Existe como uma mulher se vestir para ser avaliada por sua competência – e não sua aparência – em um mercado de trabalho feito por e para homens?
Por trás da roupa de trabalho
“Um guia de moda não vai resolver”, adianta a consultora de estilo Thais Farage, que escreveu com a advogada Mayra Cotta o livro 'Mulher, roupa, trabalho: como se veste a desigualdade de gênero'
O interesse pelo tema surgiu em 2018, quando Thais vestia a então candidata à Presidência da República Manuela D’Ávila: “Qualquer peça de roupa que ela usava era um risco, virava assunto”
“A aparência das mulheres é destacada e julgada em detrimento de outros atributos e competências”, afirma Mayra
Para ela, as roupas de trabalho são uma espécie de armadura. As mulheres se perguntam: com qual roupa vão me deixar em paz? O que visto para não ser assediada, caçoada, atormentada?

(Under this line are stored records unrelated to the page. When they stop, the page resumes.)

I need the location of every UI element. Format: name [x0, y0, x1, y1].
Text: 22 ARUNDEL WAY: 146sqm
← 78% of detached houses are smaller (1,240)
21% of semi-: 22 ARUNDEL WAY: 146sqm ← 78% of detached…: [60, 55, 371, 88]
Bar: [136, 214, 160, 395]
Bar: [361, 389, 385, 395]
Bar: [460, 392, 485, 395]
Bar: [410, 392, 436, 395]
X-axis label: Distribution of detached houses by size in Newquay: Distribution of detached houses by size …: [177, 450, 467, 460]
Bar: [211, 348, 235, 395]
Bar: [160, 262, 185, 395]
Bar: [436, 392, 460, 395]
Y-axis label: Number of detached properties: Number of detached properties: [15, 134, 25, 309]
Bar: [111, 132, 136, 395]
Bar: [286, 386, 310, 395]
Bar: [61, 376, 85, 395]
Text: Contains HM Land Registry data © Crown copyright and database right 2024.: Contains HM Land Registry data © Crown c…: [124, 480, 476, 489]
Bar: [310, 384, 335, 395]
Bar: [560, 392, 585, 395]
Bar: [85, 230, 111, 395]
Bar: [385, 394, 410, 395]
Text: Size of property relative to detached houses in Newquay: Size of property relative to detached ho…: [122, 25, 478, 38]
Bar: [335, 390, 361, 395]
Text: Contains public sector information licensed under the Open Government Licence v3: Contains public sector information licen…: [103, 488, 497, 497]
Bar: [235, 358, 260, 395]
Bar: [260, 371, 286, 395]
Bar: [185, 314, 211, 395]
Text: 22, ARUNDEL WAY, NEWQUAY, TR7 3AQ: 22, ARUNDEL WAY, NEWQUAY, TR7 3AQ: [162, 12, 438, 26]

“Estamos sempre em pânico, com medo de envelhecer. Mas no trabalho tememos parecer novas demais”, revela Thais. E não são cortes retos e cores neutras que vão resolver a questão
Para ter a chance de pertencer, as mulheres – que na média já ganham menos que os homens pelos mesmos trabalhos – investem mais dinheiro na própria aparência
“O mundo do trabalho foi construído para ser ocupado por homens brancos. O fato de sentirmos desconforto com as ‘roupas de trabalho’ diz muito sobre isso”
“Não imagino um homem branco em pé o dia inteiro com sapatos que machucam. E a gente topa com naturalidade”, diz Thais, que questiona regras de dress code restritas a mulheres – como salto alto e maquiagem
Para as autoras, o terno, que vem do guarda-roupa masculino, é outro símbolo da problemática: “Não há outra peça que imprima tanta força e poder, há tantos anos e em tantos ambientes”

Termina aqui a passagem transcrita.